Penderita nefrolitiasis sering mendapatkan keluhan rasa nyeri pada
pinggang ke arah bawah dan depan. Nyeri dapat bersifat kolik atau non
kolik. Nyeri dapat menetap dan terasa sangat hebat. Mual dan muntah
sering hadir, namun demam jarang di jumpai pada penderita. Dapat juga
muncul adanya bruto atau mikrohematuria.
5. MANIFESTASI KLINIS
Urolithiasis dapat menimbulkan berbagi gejala tergantung pada letak
batu, tingkat infeksi dan ada tidaknya obstruksi saluran kemih (Brooker,
2009). Beberapa gambaran klinis yang dapat muncul pada pasien
urolithiasis:
a. Nyeri
Nyeri pada ginjal dapat menimbulkan dua jenis nyeri yaitu
nyeri kolik dan non kolik. Nyeri kolik terjadi karena adanya
stagnansi batu pada saluran kemih sehingga terjadi resistensi dan
iritabilitas pada jaringan sekitar (Brooker, 2009). Nyeri kolik juga
karena adanya aktivitas peristaltik otot polos sistem kalises ataupun
ureter meningkat dalam usaha untuk mengeluarkan batu pada
saluran kemih. Peningkatan peristaltik itu menyebabkan tekanan
intraluminalnya meningkat sehingga terjadi peregangan pada
terminal saraf yang memberikan sensasi nyeri (Purnomo, 2012).
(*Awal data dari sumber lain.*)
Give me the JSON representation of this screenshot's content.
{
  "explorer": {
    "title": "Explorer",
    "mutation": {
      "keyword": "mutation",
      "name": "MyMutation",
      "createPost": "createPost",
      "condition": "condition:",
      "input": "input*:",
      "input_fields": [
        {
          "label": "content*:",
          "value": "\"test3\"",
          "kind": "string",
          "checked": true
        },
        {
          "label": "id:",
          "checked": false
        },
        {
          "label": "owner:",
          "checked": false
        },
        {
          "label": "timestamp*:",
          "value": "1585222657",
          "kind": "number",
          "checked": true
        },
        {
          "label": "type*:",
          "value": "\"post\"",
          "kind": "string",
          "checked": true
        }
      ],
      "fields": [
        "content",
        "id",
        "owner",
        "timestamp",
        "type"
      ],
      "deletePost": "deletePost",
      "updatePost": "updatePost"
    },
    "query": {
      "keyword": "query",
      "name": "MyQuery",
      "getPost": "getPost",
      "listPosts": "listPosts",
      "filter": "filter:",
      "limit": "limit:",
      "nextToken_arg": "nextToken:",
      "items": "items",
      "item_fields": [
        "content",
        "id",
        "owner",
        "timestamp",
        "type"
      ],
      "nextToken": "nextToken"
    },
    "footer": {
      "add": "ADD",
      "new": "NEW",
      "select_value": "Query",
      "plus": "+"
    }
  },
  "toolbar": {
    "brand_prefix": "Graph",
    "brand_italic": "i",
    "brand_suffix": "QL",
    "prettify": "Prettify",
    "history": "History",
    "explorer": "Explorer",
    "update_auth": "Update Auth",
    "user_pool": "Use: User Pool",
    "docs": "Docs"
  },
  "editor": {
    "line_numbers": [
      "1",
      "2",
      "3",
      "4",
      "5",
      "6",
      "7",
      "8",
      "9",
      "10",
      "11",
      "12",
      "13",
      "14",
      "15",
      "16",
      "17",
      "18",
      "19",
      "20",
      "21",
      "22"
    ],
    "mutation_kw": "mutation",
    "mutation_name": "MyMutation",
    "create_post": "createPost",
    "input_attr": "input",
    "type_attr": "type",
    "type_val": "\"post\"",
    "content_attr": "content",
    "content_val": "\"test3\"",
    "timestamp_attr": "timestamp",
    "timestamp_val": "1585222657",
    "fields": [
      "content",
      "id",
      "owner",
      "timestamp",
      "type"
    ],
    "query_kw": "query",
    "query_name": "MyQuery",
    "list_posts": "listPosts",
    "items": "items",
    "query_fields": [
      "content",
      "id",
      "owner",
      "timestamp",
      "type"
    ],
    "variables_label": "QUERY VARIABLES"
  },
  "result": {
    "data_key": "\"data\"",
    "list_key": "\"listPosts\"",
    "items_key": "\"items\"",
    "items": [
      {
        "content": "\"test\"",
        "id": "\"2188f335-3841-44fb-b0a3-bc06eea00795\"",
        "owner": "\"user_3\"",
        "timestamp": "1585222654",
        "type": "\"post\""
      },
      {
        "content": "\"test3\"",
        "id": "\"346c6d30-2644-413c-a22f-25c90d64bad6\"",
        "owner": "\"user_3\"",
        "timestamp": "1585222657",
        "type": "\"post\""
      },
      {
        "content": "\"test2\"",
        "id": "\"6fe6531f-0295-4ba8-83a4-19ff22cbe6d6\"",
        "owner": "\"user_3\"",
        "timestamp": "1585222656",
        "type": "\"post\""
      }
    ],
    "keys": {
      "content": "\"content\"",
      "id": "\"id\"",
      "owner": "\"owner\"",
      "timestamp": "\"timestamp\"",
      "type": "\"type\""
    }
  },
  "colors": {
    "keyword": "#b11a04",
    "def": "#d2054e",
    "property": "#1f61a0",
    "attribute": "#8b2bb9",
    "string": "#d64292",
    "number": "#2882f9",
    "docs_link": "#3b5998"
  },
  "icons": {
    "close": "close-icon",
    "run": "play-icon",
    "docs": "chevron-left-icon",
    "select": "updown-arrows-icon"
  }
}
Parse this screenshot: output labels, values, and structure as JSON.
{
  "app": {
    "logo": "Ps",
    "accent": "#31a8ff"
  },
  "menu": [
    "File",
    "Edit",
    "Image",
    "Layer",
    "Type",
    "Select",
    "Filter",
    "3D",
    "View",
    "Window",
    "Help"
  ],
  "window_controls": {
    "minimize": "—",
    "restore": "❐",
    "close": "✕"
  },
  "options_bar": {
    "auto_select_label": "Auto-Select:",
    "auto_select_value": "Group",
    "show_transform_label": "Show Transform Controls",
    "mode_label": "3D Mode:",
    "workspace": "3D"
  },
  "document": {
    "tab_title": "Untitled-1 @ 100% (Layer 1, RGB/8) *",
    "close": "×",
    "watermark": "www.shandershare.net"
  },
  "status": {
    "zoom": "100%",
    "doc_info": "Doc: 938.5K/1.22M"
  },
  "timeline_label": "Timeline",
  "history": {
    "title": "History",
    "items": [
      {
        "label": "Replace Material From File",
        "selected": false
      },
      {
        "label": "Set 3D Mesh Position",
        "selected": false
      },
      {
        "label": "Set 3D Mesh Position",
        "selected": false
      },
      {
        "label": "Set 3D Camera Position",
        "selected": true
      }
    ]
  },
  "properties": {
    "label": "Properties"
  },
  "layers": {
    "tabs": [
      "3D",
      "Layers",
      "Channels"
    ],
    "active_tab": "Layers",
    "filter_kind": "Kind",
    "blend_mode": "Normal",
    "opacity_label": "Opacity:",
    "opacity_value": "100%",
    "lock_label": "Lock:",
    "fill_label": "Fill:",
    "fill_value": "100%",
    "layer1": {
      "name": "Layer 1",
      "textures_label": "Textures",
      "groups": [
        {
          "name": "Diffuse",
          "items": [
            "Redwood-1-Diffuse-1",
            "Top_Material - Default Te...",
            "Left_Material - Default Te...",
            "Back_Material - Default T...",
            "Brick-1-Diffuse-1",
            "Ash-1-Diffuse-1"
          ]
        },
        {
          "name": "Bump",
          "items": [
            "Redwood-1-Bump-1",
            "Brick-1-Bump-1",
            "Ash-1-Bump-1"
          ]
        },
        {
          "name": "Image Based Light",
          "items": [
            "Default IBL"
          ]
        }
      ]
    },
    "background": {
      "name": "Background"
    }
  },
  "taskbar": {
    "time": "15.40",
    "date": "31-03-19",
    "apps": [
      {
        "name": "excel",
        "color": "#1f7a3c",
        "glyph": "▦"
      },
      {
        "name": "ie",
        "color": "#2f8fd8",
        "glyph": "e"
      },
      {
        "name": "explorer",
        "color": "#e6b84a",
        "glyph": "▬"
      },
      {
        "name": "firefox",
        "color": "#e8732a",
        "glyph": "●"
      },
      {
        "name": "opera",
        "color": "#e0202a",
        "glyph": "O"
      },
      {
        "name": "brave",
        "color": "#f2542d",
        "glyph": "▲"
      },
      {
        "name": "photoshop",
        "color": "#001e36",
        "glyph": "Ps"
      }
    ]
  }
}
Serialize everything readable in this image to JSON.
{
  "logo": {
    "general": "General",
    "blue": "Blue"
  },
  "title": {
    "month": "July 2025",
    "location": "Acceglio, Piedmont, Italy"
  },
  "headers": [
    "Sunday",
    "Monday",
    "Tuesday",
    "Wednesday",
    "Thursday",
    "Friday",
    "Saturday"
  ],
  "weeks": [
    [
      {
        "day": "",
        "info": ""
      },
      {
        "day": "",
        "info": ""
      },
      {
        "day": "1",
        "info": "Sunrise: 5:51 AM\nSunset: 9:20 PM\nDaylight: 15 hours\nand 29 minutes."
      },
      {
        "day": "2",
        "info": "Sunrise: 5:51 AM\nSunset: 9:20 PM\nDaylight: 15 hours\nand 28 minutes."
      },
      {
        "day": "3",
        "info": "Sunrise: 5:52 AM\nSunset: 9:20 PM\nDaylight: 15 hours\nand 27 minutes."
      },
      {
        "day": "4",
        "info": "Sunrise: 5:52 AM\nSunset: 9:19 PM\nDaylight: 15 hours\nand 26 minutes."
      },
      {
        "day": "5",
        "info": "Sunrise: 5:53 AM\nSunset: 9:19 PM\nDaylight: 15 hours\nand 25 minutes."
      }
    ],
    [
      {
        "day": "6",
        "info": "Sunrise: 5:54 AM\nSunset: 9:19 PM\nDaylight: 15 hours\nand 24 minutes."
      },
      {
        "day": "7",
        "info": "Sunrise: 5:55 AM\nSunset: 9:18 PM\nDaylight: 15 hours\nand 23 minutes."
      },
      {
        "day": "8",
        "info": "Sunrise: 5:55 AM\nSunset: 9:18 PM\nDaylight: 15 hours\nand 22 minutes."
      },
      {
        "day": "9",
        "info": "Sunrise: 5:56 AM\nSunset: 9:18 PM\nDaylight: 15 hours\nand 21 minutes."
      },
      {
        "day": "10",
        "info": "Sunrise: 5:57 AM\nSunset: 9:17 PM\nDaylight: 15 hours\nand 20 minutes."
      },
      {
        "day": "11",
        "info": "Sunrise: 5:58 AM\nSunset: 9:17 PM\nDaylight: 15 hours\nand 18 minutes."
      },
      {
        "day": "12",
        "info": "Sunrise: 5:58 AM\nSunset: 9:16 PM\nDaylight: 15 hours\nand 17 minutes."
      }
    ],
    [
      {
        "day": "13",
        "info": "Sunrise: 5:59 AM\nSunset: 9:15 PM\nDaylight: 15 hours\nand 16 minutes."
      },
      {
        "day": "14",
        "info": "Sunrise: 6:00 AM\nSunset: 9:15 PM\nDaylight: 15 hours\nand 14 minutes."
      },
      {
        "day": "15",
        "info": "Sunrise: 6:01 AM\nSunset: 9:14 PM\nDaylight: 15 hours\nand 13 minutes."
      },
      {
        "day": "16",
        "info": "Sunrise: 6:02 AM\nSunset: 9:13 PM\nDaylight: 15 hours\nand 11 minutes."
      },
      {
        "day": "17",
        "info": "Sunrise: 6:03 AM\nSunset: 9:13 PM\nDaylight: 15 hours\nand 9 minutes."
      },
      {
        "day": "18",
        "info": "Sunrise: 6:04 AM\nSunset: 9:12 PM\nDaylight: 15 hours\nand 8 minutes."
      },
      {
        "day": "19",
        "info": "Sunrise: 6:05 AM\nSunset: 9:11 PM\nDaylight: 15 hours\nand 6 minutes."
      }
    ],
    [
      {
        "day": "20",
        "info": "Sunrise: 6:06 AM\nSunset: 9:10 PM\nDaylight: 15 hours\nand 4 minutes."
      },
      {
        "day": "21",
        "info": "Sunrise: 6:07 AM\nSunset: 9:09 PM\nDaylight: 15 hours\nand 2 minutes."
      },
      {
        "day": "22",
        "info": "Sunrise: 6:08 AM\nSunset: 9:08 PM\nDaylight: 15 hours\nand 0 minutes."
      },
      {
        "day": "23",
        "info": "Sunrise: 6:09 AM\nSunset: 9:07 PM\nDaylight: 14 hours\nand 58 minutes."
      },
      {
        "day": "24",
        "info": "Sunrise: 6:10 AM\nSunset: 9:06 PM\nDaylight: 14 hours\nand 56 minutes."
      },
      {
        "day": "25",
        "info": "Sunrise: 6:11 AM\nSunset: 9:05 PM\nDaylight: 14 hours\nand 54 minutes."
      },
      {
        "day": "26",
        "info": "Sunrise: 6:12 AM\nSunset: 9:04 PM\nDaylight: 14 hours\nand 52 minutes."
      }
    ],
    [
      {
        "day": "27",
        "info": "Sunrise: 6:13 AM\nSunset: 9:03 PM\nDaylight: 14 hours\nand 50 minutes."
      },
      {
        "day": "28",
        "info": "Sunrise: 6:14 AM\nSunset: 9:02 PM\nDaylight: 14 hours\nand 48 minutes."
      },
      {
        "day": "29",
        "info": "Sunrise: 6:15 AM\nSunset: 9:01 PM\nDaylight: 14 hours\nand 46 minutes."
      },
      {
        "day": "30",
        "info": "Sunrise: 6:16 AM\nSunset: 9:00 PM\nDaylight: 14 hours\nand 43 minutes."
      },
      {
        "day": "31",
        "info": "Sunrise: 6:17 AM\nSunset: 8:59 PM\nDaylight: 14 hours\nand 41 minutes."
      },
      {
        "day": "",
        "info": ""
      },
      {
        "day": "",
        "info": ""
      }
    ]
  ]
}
Nyeri non kolik terjadi akibat peregangan kapsul ginjal
karena terjadi hidronefrosis atau infeksi pada ginjal (Purnomo,
2012) sehingga menyebabkan nyeri hebat dengan peningkatan
produksi prostglandin E2 ginjal (O’Callaghan, 2009). Rasa nyeri
akan bertambah berat apabila batu bergerak turun dan
menyebabkan obstruksi. Pada ureter bagian distal (bawah) akan
menyebabkan rasa nyeri di sekitar testis pada pria dan labia mayora
pada wanita. Nyeri kostovertebral menjadi ciri khas dari
urolithiasis, khsusnya nefrolithiasis (Brunner & Suddart, 2015).
b. Gangguan miksi
Adanya obstruksi pada saluran kemih, maka aliran urin
(urine flow) mengalami penurunan sehingga sulit sekali untuk
miksi secara spontan. Pada pasien nefrolithiasis, obstruksi saluran
kemih terjadi di ginjal sehingga urin yang masuk ke vesika urinaria
mengalami penurunan. Sedangkan pada pasien uretrolithiasis,
obstruksi urin terjadi di saluran paling akhir sehingga kekuatan
untuk mengeluarkan urin ada namun hambatan pada saluran
menyebabkan urin stagnansi (Brooker, 2009). Batu dengan ukuran
kecil mungkin dapat keluar secara spontan setelah melalui
hambatan pada perbatasan ureteropelvik, saat ureter menyilang
vasa iliaka dan saat ureter masuk ke dalam buli-buli (Purnomo,
2012).
c. Hematuria
Batu yang terperangkap di dalam ureter (kolik ureter)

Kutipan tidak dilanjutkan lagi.